The patient was presented for several days of lethargy, PU/PD, inappetence, but no vomiting. Numerous congenital musculoskeletal abnormalities were apparent. Blood chemistry found globulins 4, ALT 548, all else WNL.
CT evaluation was recommended for surgical planning to evaluate for both the possibility of extrahepatic and intrahepatic shunt. Given the breed and position of the shunt, it would be most consistent with right divisional intrahepatic shunt, yet should be further evaluated by CT. In the meantime, given the confirmed elevated bile acids, medical treatment was recommended for this patient until further intervention could occur. CT evaluation found a single abnormal extrahepatic vessel connecting the portal vasculature with the systemic circulation.
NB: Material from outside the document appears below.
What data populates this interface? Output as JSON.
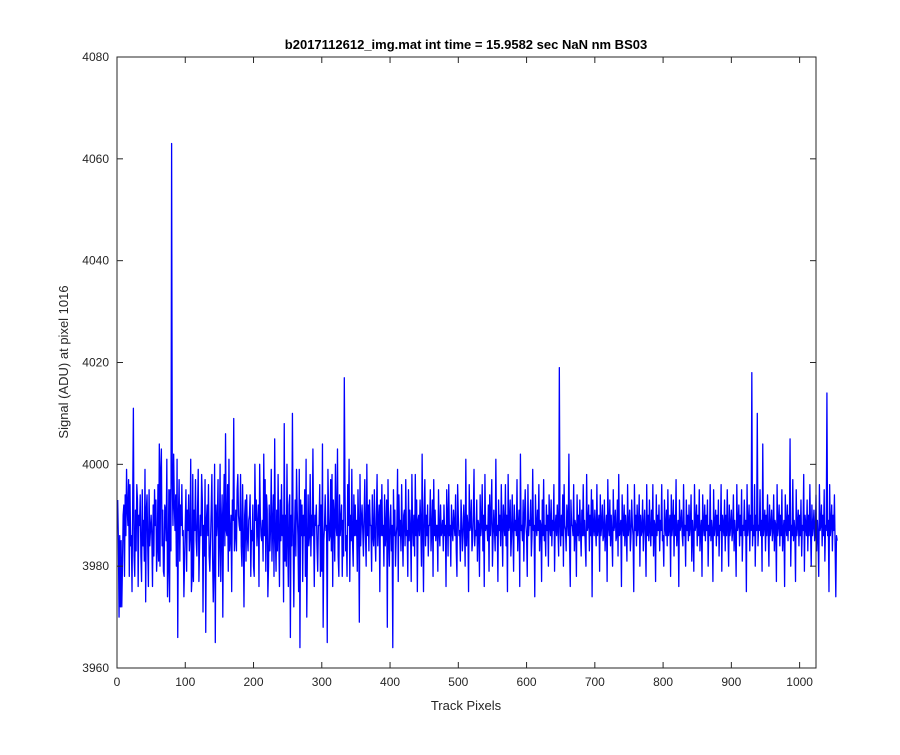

The dilated shunt vessel emerged from the portal vein level with the junction of the splenic vein, bypassed the liver dorsally and joined the caudal vena cava at the diaphragm. The extrahepatic portal vein was uneven and small in diameter. The hepatic artery presented compensatory enlargement. The intrahepatic branching of the portal vein was reduced. Second order portal veins could be seen within the hepatic parenchyma. Mild microhepatica was noted. CT was able to identify a congenital extrahepatic porto-phrenic shunt which commonly gets mistaken for an intrahepatic shunt.
The liver demonstrated intrahepatic hypovascularity and overwhelming gallbladder dilation, yet this is not to the level of mucocele formation. Acoustic windows were extremely limited owing to the confirmation of this patient. However, portosystemic shunt was found at the level of the portal hilus, yet appeared to be in the position of a short, right divisional intrahepatic shunt. However, extrahepatic shunt could not be excluded as the visibility was extremely poor and views of the actual anomalous vessel were limited, not allowing for differentiation of intrahepatic or extrahepatic position. The shunt measured 1.2 cm wide.